After creating the environment, the next step is to activate the environment. If we don't activate the environment, we can't use the software we installed in it nor to install something into the environment.
conda activate ecoli-vc
For MacOS with Apple chips, there is one additional step:
conda config --env --set subdir osx-64
After activating the environment, we can start to install packages. There are 5 packages we need for the variant calling pipeline. They are:
- FastQC
- Trimmomatic
- BWA
- Samtools
- Bcftools
Run the following commands line by line to install. You will be prompted with questions asking if you want to proceed, type y
and press enter
to continue.
conda install -c bioconda fastqc
conda install -c bioconda trimmomatic
conda install -c bioconda bwa
conda install -c bioconda samtools
conda install -c bioconda bcftools
After installation finishes, run the following commands to verify if the packages are successfully installed. As of date 18 Feb 2025:
fastqc --version #v0.12.1
trimmomatic -version #0.39
bwa # prompt with usage, version: 0.7.18-r1243-dirty
samtools --version #1.21 Using htslib 1.21
bcftools --version #1.21 Using htslib 1.21
The data we are going to use in this workshop is DNA sequencing data from E. coli, it is part of a long-term evolution experiment led by Richard Lenski. We will talk more about the background later in the class.

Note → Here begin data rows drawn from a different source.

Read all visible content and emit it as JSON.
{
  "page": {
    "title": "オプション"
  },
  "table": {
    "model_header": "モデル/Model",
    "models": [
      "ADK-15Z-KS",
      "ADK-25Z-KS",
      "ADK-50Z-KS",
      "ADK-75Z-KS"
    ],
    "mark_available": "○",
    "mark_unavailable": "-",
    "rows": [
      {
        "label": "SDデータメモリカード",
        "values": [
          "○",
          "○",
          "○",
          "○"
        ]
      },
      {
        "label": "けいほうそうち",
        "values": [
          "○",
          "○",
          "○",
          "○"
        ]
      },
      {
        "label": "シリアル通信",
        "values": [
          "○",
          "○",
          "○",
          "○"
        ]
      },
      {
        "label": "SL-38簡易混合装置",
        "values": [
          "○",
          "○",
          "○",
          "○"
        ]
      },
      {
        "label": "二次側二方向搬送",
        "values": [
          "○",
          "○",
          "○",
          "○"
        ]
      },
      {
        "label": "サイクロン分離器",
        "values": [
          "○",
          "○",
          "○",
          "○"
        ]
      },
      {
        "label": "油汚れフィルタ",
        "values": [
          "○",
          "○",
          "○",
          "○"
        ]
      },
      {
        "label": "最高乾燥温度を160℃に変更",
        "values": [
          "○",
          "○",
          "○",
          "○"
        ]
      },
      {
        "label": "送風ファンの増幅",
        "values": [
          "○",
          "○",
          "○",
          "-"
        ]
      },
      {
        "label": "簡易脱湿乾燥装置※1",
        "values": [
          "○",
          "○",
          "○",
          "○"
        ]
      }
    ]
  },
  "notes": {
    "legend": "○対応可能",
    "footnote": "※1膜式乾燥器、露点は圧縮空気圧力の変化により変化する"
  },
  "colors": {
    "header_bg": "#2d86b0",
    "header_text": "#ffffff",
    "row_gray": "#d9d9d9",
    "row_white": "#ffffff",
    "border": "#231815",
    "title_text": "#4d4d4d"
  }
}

In your terminal, run the following codes to download the needed files:
# create a new directory where we store the files
mkdir -p ~/variant-calling/raw-fastq
# go into the directory we just created
cd ~/variant-calling/raw-fastq
# curl is a command to download files from the internet
curl -O ftp://ftp.sra.ebi.ac.uk/vol1/fastq/SRR258/004/SRR2589044/SRR2589044_1.fastq.gz
curl -O ftp://ftp.sra.ebi.ac.uk/vol1/fastq/SRR258/004/SRR2589044/SRR2589044_2.fastq.gz
curl -O ftp://ftp.sra.ebi.ac.uk/vol1/fastq/SRR258/003/SRR2584863/SRR2584863_1.fastq.gz
curl -O ftp://ftp.sra.ebi.ac.uk/vol1/fastq/SRR258/003/SRR2584863/SRR2584863_2.fastq.gz
curl -O ftp://ftp.sra.ebi.ac.uk/vol1/fastq/SRR258/006/SRR2584866/SRR2584866_1.fastq.gz
curl -O ftp://ftp.sra.ebi.ac.uk/vol1/fastq/SRR258/006/SRR2584866/SRR2584866_2.fastq.gz
It takes around 15 minutes to download.
Integrative Genomics Viewer (IGV) is a powerful and widely used visualisation tool for exploring and analysing genomic data, it allows researchers to interactively visualise and analyse various types of genomic data, including DNA sequencing data, gene expression data, epigenetic data, and more.
We are going to use IGV to look at the results we get from variant calling. Go to the IGV website and pick the right one to download for your device. Choose the one with Java included. Windows users to download the Windows version not the Linux version.